Furthermore, this counseling is not supposed to deter students from borrowing. In the same Consumer Reports article, Betsy Mayotte, director of consumer outreach at the non-profit organization American Student Assistance says, “The government and universities aren’t allowed to say you can’t borrow money because they think it’s too much.”
Honest counseling would entail assessing a student’s academic abilities and educational prospects, but instead all the government wants to do is to accentuate the positive. That is of no help to the large numbers of students who should be told that the cost of their education (whether or not it entails borrowing) may exceed the likely benefits.
Real counseling might, for example, have dissuaded the young man who was intent on a career as an organic farmer (where he earns only $12,000 per year after taxes) from borrowing to earn a degree from pricey Wesleyan University. (Read about that and other similar stories in this piece.)
Despite the “net price calculators” and so-called debt counseling, many students remain remarkably ignorant about their debt obligations. In their 2014 Brookings paper “Are College Students Borrowing Blindly?” Beth Akers and Matthew Chingos answer that many are. Akers and Chingos find that slightly more than half of student borrowers are badly misinformed about their repayment obligations. What’s even more remarkable is that some are not even aware that they have any student loan debt.
Net price calculators and debt counseling aren’t doing much good.

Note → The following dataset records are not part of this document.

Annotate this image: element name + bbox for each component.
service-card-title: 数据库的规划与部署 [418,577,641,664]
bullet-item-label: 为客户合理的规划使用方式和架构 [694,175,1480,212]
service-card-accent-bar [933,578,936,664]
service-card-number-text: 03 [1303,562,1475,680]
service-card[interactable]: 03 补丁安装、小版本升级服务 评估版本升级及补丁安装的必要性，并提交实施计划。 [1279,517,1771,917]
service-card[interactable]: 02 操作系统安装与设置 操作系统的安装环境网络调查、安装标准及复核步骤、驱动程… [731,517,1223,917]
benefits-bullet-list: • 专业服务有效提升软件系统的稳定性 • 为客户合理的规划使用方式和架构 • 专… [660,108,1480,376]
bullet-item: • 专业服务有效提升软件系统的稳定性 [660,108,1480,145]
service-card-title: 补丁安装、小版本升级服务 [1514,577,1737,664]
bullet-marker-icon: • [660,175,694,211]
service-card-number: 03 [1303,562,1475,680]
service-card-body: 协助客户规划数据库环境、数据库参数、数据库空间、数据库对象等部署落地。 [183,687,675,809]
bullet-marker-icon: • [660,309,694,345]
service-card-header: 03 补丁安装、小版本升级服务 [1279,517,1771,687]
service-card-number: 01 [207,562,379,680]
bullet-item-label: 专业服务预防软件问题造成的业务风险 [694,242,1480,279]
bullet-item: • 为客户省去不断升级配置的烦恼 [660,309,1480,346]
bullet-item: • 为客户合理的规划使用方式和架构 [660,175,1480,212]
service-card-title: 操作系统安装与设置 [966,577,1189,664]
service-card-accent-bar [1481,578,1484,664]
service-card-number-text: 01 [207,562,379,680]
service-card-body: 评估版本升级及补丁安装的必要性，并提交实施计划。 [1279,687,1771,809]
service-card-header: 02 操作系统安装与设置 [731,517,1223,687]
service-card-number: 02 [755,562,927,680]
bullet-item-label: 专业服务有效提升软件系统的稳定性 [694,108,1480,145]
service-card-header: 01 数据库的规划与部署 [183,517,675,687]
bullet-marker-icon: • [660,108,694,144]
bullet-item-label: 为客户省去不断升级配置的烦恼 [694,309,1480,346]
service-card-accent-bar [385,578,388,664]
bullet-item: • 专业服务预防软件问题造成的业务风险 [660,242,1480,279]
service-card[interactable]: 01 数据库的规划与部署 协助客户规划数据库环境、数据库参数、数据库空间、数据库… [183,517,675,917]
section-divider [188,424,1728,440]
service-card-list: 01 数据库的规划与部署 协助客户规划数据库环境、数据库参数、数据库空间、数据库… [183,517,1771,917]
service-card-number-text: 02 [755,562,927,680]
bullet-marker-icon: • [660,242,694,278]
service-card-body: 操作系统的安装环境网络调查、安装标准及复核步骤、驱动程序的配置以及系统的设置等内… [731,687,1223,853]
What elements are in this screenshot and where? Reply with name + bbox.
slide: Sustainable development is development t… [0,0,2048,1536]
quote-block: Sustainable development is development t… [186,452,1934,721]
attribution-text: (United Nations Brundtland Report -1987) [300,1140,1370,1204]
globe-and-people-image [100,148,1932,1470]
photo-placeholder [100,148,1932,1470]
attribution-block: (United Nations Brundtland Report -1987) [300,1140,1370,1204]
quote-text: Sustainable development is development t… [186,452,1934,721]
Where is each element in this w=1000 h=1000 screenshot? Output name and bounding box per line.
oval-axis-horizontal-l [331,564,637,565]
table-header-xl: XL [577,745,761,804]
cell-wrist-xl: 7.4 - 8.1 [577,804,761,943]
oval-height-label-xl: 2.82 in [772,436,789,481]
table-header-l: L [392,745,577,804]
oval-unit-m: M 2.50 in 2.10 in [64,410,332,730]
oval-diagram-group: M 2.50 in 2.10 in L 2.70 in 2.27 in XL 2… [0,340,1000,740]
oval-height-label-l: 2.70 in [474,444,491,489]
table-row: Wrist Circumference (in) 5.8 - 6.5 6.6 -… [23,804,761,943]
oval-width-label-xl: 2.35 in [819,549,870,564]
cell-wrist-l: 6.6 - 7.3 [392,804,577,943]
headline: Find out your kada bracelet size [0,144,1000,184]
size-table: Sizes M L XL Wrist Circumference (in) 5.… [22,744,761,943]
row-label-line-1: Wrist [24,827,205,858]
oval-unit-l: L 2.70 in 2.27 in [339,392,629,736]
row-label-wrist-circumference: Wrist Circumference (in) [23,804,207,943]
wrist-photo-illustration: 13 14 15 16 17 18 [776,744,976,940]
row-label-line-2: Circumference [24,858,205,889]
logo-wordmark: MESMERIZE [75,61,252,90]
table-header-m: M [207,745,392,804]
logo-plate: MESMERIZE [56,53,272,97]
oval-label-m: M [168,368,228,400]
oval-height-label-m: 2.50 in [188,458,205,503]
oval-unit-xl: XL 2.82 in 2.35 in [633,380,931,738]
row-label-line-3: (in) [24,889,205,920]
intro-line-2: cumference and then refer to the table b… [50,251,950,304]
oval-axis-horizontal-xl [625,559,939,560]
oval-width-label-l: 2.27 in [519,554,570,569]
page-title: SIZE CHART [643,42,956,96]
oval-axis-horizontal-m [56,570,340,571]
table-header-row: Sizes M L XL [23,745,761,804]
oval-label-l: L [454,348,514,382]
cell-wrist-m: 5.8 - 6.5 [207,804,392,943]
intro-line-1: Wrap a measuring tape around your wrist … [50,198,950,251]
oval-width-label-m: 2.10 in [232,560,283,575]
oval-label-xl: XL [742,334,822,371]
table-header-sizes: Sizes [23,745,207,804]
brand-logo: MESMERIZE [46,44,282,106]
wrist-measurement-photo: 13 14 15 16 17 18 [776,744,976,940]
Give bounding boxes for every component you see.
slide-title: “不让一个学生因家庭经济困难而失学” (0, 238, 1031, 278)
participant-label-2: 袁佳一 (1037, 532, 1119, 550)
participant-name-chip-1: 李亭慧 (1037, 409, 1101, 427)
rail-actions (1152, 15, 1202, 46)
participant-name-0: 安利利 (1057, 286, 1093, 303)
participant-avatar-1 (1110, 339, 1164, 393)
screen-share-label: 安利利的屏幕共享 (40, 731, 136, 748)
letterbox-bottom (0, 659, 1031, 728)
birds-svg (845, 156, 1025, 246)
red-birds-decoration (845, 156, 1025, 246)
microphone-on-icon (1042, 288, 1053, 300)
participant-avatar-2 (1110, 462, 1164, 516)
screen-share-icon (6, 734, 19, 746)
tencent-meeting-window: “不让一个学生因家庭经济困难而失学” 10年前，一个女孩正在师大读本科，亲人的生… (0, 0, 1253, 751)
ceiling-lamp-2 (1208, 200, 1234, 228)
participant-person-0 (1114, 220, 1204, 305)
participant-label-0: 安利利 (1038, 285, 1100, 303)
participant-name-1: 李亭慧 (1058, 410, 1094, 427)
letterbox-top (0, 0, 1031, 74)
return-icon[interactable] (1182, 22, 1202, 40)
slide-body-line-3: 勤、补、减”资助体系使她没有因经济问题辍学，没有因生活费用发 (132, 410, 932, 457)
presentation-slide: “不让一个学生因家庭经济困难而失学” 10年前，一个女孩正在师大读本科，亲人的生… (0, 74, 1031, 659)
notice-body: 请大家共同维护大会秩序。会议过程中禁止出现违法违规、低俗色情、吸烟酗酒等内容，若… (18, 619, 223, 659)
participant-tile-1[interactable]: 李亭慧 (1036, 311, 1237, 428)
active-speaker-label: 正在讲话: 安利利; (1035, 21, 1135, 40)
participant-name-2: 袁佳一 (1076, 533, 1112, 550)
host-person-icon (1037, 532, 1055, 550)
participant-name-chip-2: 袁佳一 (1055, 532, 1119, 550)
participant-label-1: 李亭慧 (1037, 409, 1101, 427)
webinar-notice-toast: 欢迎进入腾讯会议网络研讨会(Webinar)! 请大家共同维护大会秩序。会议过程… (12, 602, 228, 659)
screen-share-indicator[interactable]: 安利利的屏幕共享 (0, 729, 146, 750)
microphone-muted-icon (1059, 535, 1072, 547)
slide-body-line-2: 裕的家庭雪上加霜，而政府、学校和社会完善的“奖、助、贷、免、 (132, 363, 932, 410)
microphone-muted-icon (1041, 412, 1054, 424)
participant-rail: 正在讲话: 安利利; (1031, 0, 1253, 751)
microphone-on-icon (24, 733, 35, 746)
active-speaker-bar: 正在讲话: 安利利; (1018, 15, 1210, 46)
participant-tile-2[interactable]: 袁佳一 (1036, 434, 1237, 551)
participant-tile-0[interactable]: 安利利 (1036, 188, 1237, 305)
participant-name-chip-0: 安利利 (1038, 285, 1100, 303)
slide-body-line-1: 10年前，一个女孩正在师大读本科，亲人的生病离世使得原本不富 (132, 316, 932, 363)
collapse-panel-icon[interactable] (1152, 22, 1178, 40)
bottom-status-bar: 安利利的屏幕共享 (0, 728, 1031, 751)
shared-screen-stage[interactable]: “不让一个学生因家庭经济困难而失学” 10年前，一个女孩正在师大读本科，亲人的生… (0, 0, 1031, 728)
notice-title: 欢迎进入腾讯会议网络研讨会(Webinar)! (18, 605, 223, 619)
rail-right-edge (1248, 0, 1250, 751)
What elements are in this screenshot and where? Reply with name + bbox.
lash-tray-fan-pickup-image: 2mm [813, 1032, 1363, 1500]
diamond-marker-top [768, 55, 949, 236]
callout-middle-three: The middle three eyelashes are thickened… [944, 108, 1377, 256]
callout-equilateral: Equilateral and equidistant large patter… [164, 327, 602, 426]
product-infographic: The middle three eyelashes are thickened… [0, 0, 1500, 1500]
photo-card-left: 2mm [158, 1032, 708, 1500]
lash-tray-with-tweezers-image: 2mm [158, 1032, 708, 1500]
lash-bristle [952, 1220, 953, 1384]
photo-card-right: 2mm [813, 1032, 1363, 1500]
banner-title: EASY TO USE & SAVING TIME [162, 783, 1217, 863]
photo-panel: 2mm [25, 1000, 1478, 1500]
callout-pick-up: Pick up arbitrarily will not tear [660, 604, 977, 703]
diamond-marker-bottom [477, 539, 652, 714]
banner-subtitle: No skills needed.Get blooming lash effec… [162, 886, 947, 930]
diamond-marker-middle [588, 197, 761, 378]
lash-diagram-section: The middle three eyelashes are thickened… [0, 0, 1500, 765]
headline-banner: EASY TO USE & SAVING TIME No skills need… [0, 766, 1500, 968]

The U.S. has many organizations (such as Student Loan Ranger) that will help students get out of the debts they have agreed, however mistakenly or foolishly, to repay. What it does not have is anything to help them avoid bad debt decisions in the first place.
That should be something for the Trump Education Department to explore. The new administration should abandon the “college for all” mindset that has done so much to make young Americans believe that college is the way to succeed and that borrowing to afford it is “good debt.”
It isn’t possible for the feds either to provide or insist upon real counseling for students considering college. (High school counselors should do that, but sadly they’ve mostly bought the “college for all” line and hesitate to advise students against it.) What the government could do, however, would be to put something equivalent to the Surgeon General’s warning about cigarettes on all its loans.
That “warning” would refer prospective borrowers to facts showing that college is not always a good use of time and money. Students should be encouraged to ponder the high rates of underemployment among recent graduates, loan default rates, and postsecondary options other than college that may give them better results at lower cost. They might be told to read over something like this pro and con treatment before choosing.
For several years, the number of students borrowing to begin college has been falling, which suggests that the message that college isn’t a good idea for everyone is slowly filtering through the country. The government, however, should do more to make students aware that college debt can be hazardous.